Background Very little has been published about psoriatic arthritis (PsA) in pregnancy, and it remains unknown whether pregnancy outcomes are impacted by this disease or whether disease activity is changed by pregnancy or delivery.
Objectives To discover the rate of pregnancy complications for women with psoriatic arthritis, and to determine whether psoriasis and the associated arthritis change during and following pregnancy.
Methods A retrospective survey was completed by 40 women aged 20–50 years with psoriatic arthritis managed at a university center. Each survey collected information about infertility, pregnancy outcomes and complications, as well as patient-reported assessments of changes in both skin and joint disease activity at the onset of pregnancy, over the course of the pregnancy, and in the months following pregnancy. Simple statistics were used to compare outcomes before and after the diagnosis of PsA.
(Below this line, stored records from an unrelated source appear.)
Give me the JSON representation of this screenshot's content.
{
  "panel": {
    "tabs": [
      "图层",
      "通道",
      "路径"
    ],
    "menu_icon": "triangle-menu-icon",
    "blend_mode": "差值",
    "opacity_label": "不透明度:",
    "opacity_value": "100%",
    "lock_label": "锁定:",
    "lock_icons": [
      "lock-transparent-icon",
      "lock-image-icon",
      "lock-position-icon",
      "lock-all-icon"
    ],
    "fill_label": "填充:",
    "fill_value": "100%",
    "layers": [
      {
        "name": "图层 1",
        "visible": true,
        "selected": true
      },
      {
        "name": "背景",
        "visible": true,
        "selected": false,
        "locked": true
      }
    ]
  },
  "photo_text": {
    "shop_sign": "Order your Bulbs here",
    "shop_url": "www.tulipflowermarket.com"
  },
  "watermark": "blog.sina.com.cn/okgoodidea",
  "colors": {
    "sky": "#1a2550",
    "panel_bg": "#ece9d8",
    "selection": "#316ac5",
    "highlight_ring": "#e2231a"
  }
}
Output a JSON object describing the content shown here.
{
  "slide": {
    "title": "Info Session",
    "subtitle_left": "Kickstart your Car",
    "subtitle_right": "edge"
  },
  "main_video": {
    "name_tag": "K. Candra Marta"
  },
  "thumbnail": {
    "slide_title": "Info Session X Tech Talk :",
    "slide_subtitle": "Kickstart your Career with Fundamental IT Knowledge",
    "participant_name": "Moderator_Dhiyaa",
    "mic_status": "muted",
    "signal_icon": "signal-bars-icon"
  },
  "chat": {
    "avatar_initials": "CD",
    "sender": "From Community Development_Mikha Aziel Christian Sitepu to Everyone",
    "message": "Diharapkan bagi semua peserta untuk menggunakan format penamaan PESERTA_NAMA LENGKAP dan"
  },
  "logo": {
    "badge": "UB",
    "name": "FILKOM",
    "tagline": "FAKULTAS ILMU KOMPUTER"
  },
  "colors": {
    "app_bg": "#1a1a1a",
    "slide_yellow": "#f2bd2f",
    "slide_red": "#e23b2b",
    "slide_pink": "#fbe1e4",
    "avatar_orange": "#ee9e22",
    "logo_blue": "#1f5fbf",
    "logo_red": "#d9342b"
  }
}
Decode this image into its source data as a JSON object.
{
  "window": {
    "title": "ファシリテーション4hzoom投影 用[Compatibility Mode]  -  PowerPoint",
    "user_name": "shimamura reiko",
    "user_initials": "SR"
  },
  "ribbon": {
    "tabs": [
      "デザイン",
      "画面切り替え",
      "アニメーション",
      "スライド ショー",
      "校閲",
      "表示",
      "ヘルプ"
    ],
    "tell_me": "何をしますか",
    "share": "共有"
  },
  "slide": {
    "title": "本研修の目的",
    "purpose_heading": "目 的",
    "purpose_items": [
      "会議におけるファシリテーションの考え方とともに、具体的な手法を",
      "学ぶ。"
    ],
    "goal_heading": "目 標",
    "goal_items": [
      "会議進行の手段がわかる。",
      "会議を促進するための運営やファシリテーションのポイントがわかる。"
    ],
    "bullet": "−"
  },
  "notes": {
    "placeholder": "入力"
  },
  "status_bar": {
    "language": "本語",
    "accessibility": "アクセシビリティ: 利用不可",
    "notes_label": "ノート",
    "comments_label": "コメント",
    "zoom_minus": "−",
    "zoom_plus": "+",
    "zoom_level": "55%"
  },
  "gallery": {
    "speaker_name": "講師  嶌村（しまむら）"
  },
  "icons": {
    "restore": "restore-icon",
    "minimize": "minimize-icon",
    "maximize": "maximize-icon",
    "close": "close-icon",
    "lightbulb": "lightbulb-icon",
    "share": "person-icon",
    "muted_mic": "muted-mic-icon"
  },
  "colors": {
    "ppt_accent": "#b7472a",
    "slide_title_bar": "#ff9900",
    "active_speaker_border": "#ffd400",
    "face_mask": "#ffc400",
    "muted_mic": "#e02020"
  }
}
Results The survey was completed by 40 women with PsA. The majority (93%) were white, non-Hispanic with a high level of education (40% completed college and another 30% either started or finished a graduate degree); 62.5% were married. The average age at the time of the study was 37.4 (SD 7.9) years and age at PsA diagnosis was 30.9 (8.4) years.
Twenty-five women reported they had ever tried to become pregnant, and of those, 9 had been unable to become pregnant after 12 months of trying or had been diagnosed with infertility by a physician (36%). The reasons for infertility or inability to become pregnant included polycystic ovarian syndrome (44%), problem with ovulation (11%), problem with uterus (11%), elevated prolactin (11%), infection in pelvic area (11%), and/or cervical problems (30%). Infertility was unexplained in 33%.
There were 70 pregnancies to 26 patients, with 37 pregnancies occurring after the diagnosis of PsA (see table). Pregnancy outcomes following PsA diagnosis were worse than those prior to PsA diagnosis, particularly the rate of pregnancy loss (32% compared to 12%; p=0.05) and preterm birth (48% compared to 21%; p=0.02). Only 24% of patients took psoriasis or arthritis medications during pregnancy. The most commonly used medications during pregnancy were TNF inhibitors (16%), corticosteroids (8%), and DMARDs (5%).
The large majority of patients had minimal arthritis and psoriasis during pregnancy. Only 12% had moderate and 6% had severe arthritis. Similarly, only 10% had moderate and 7% had severe psoriasis. During and following pregnancy, about half of all patients reported no change in either joint or skin activity during and follow pregnancy, with fairly equal numbers reporting improved and worsened arthritis. On the other hand, 42% had improved psoriasis during pregnancy compared to 6% with worsened. There did not appear to be a significant postpartum flare.
Conclusions Our analysis found that among women with PsA who have tried to become pregnant, 36% experienced infertility, primarily due to PCOS. Compared to pregnancies occurring before the diagnosis of PsA, pregnancies after PsA diagnosis had a lower frequency of live births and a higher frequency of preterm births. Overall, in this cohort of women with mostly mild disease during pregnancy, arthritis pain and psoriasis activity did not appear to substantially worsen during pregnancy.
Acknowledgements This study was funded by Janssen.